In 2016 all the lights went out in South Australia, the first time that had happened across an entire Australian state since the 1960s.
In the aftermath, energy and resources ministers met to discuss what went wrong. Tony Marxsen, chairman of the Australian Energy Market Operator at the time, pointed to the fluorescent lights above us and explained that they were flicking on and off constantly, at a frequency of 50 hertz, but that this was unobservable to the human eye.
I think for most of the ministers and senior departmental officials in the room, we were learning something new. Despite governments having force fed renewable power into the system for about a decade, very few in government knew how electricity worked, beyond you flick a switch and the light goes on.
It is, of course, much more complex than that.

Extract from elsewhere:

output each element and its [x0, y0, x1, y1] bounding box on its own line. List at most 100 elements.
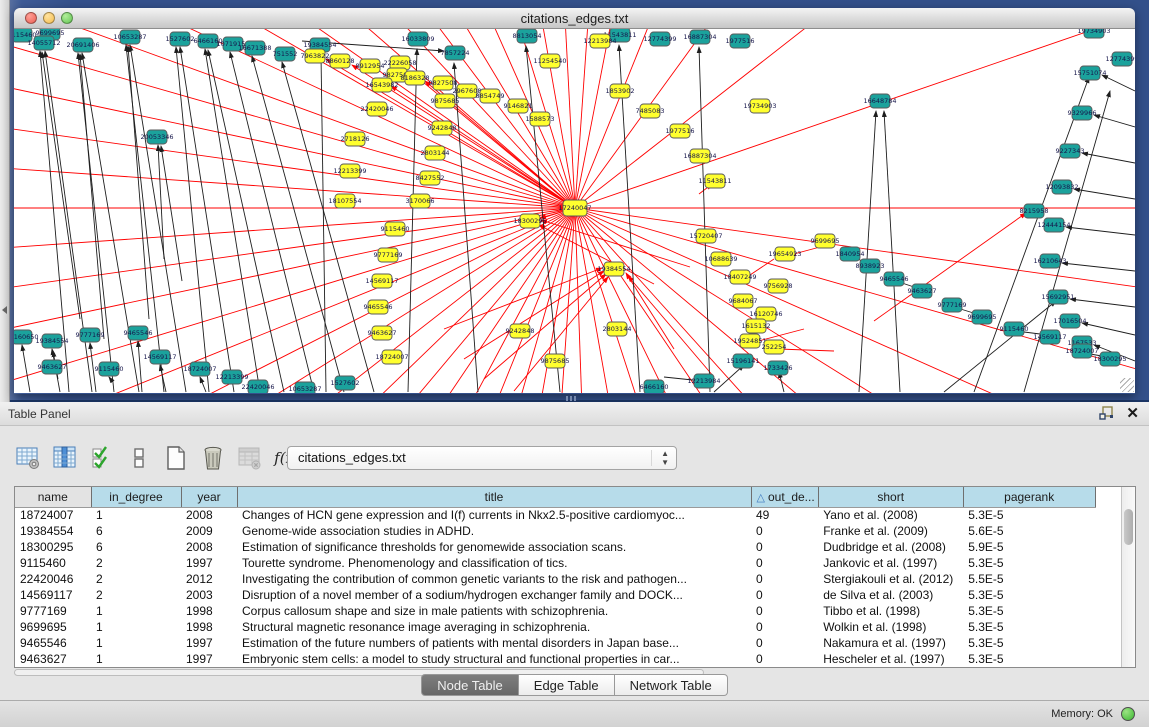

Because electricity cannot be easily stored, the amount of electricity supplied has to equal the amount of electricity in demand at any given time. In addition, in our alternating current system, the frequency of this electricity must be kept constant. If it goes too high or too low, the whole system must be shut off lest electrical equipment is damaged.

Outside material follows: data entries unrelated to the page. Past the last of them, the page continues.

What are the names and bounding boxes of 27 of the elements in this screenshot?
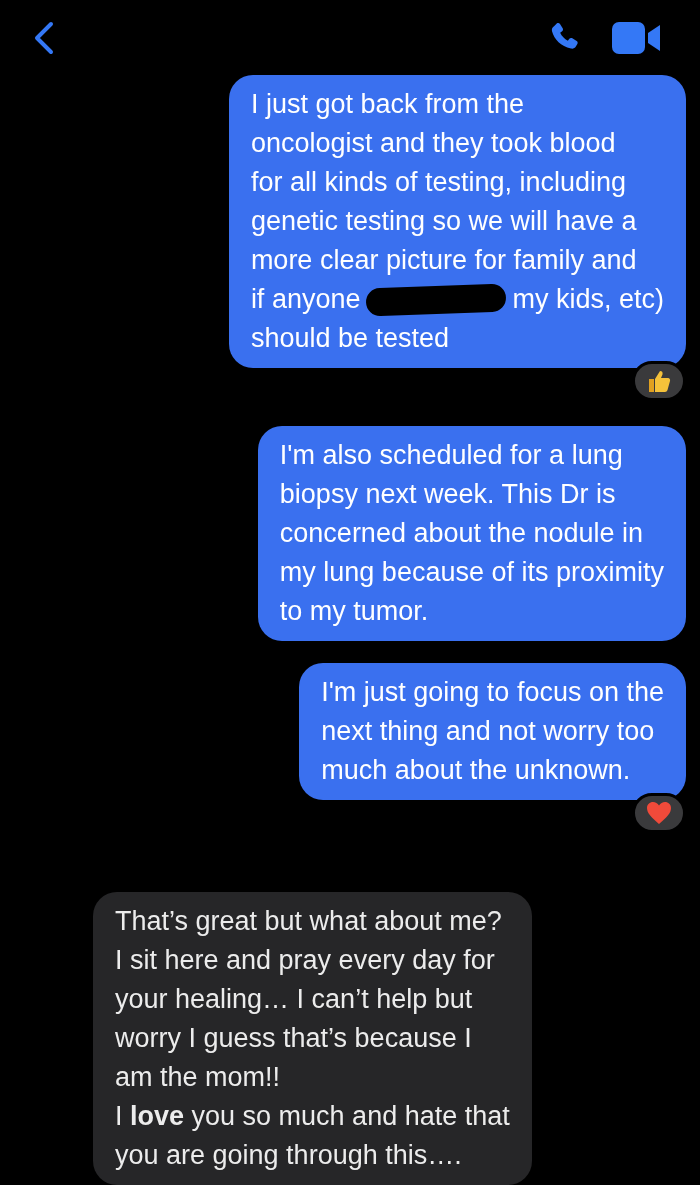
message-text: I'm just going to focus on the — [321, 676, 664, 709]
message-text: I love you so much and hate that — [115, 1100, 510, 1133]
message-text: you are going through this…. — [115, 1139, 463, 1172]
message-text: my lung because of its proximity — [279, 556, 664, 589]
message-text: am the mom!! — [115, 1061, 282, 1094]
message-text: I sit here and pray every day for — [115, 944, 496, 977]
message-text: should be tested — [250, 322, 451, 355]
message-text: worry I guess that’s because I — [115, 1022, 473, 1055]
back-icon[interactable] — [32, 19, 56, 56]
message-text: much about the unknown. — [321, 754, 632, 787]
message-text: oncologist and they took blood — [250, 127, 617, 160]
message-text: next thing and not worry too — [321, 715, 656, 748]
message-text: more clear picture for family and — [250, 244, 638, 277]
message-text: for all kinds of testing, including — [250, 166, 628, 199]
message-text: genetic testing so we will have a — [250, 205, 638, 238]
message-text: my kids, etc) — [512, 283, 664, 316]
message-text: That’s great but what about me? — [115, 905, 503, 938]
video-camera-icon[interactable] — [612, 20, 662, 55]
message-text: I'm also scheduled for a lung — [279, 439, 624, 472]
message-text: to my tumor. — [279, 595, 430, 628]
message-text: concerned about the nodule in — [279, 517, 645, 550]
message-text: your healing… I can’t help but — [115, 983, 474, 1016]
message-text: I just got back from the — [250, 88, 525, 121]
message-text: if anyone — [250, 283, 361, 316]
thumbs-up-icon — [646, 368, 672, 394]
message-text: biopsy next week. This Dr is — [279, 478, 617, 511]
heart-icon — [646, 801, 672, 825]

Renewable energy fails to deliver these two core requirements of a stable electricity system. It works only part of the time, often unpredictably if, say, the wind suddenly drops or clouds form.
And unlike turbine-based electricity generation (coal, gas or hydro), wind and solar electricity do not produce at a constant frequency, so when renewables are in the system other “spinning” power sources must constantly adjust to correct the overall frequency.
After the South Australian blackout, the state Labor government at the time realised it had to act. It had an offer to extend the life of the Northern coal-fired power station for just $25m. However, because of its anti-coal stance, the Labor government decided to spend $360m on a new gas-fired power plant. The Jay Weatherill plan kept the lights on but the state’s power prices are some of the highest in the world.
This is because gas prices are high in Australia and the gas-fired power station works only part of the time. That means capital costs are spread across a very small amount of power, pushing up the average price of the electricity.
This week the federal government announced a plan very similar to that of the South Australian government. The plan is to replace the Liddell coal-fired power station with a 1000-megawatt gas-fired power plant in the NSW Hunter Valley, backed up by renewables and the pumped hydro from Snowy 2.0. There is no reason to expect different results to South Australia. The plan will keep the lights on but it is unlikely to lower energy prices to the levels needed to bring manufacturing back to Australia.
If we were serious about getting prices down as low as possible, we would focus on the energy sources in which we have a natural advantage, and that is not gas. We face gas shortages in the years ahead.
As the Australian Competition & Consumer Commission commented earlier this year, “there is significant uncertainty about whether future supply from gas reserves and resources will be sufficient to meet overall demand on the east coast”.
And the gas we have in coal seams is expensive to extract. According to the ACCC more than 90 per cent of gas on the east coast costs more than $6 a gigajoule to extract — double the cost of gas in the US. Almost all of our coal can be mined for a cost less than $2/GJ. The government’s gas reservation policy is a good idea but it will not be able to push the price of gas below the cost of production.
Last year the federal government received an application from Delta Electricity to build a high-efficiency, low-emission coal-fired plant in the Hunter Valley. The government did not proceed with it because the view was coal would be unpopular.
Since then the pandemic has exposed our fragile supply chains and the need to focus on manufacturing.
This past decade our manufacturing sector shrank for the first time on record mainly because electricity prices have doubled in that time. Copying the policies of South Australia will not reverse that trend. Only a return to a focus on using the cheap natural resources with which we are blessed will do that.
The Newcastle coal terminal is the biggest coal port in the world and it exports enough coal to power more than 50 coal-fired power stations. Why should we export this natural advantage to the world but not keep some of it here to create manufacturing jobs for Australians?